MD vs. PhD vs. MD/PhD : what's best for research?

bhjelle at unm.edu bhjelle at unm.edu
Mon Dec 20 13:43:34 EST 1993


In article <2equciINN3ks at network.ucsd.edu>,
Matt Harrington <mbharrin at ucsd.edu> wrote:
>I'm in the process of deciding which degree to pursue next.  I figure
>that I'm happiest doing research in the biomedical field, especially in
>biophysics.  I'm aware of MD/PhD programs out there, but I haven't been
>able to get information about the usefulness of this combined degree.
>
>I'd like to hear opinions about which degree is best for research
>careers, and what's the advantage of getting an MD for someone solely
>interested in research?  What kinds of things are MD/PhD people doing in
>terms of research or medical practice?  Are there more opportunitites in
>research for those with an MD compared to those with just a PhD?  Is
>either degree more respected in the scientific community?
>
It depends to an extreme degree upon what you expect to do in
the biomedical research arena.
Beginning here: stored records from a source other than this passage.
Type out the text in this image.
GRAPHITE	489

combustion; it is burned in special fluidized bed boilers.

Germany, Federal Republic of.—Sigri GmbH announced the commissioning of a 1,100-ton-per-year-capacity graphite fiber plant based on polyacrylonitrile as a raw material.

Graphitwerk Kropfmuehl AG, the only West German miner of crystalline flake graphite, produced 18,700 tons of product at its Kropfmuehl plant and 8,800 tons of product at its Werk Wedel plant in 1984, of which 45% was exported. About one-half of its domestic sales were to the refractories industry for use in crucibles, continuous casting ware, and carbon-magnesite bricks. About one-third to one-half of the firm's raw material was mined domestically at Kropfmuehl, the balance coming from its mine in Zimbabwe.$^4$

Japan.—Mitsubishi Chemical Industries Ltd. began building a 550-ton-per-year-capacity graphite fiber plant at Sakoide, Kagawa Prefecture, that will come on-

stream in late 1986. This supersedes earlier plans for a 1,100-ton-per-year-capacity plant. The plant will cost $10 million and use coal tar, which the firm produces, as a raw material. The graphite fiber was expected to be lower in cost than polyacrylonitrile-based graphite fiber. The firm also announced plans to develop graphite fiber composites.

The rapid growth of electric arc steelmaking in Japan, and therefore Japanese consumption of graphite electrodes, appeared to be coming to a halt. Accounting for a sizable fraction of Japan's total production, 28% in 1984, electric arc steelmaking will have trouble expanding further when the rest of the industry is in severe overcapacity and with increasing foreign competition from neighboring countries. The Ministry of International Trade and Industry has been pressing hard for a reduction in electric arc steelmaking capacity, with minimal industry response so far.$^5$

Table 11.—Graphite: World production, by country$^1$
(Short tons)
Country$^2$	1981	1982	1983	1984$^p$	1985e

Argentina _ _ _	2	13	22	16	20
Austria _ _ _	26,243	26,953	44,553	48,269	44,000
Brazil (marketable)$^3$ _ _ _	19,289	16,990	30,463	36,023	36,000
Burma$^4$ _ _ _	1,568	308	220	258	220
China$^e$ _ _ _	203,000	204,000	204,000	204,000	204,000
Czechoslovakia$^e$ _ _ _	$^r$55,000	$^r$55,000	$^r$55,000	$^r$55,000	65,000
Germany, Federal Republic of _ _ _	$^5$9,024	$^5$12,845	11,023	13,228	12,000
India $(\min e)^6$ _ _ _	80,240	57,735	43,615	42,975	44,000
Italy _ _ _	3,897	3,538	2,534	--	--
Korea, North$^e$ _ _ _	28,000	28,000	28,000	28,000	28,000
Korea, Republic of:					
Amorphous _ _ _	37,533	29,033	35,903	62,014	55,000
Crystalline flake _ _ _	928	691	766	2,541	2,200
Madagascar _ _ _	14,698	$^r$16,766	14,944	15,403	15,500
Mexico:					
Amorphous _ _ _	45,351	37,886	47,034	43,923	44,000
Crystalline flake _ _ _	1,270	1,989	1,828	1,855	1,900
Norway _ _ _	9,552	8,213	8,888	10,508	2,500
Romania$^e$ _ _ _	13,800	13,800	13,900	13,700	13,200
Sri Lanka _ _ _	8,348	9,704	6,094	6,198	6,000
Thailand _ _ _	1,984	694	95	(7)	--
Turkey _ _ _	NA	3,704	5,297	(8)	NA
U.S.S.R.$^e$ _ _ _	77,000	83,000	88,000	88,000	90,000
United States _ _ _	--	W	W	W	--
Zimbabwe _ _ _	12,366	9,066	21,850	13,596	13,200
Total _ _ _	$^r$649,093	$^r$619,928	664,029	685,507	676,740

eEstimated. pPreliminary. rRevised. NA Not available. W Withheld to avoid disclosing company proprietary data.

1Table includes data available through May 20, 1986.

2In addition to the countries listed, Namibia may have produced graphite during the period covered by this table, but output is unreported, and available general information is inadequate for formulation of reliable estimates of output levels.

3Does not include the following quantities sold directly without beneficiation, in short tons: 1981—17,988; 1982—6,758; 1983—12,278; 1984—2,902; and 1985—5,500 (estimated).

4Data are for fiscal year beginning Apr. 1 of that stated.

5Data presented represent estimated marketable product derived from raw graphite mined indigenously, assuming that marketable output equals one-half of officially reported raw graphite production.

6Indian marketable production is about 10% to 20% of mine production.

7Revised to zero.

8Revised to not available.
If your work is certain to
involve human subjects extensively, you will probably find
it easier going to have an MD. There are plenty of exceptions,
however. In a recent project I embarked upon recently (I'm an
MD), involving the Four Corners hantavirus (and for which
a very rapid response time was critical), having an MD
was an extremely valuable asset in obtaining patient
material and credibility in general.

If your work is truly going to involve basic biophysics,
and no large number of human subjects, you will do fine
to get a PhD. It is the most direct and straightforward
route to engage in truly basic biomedical research.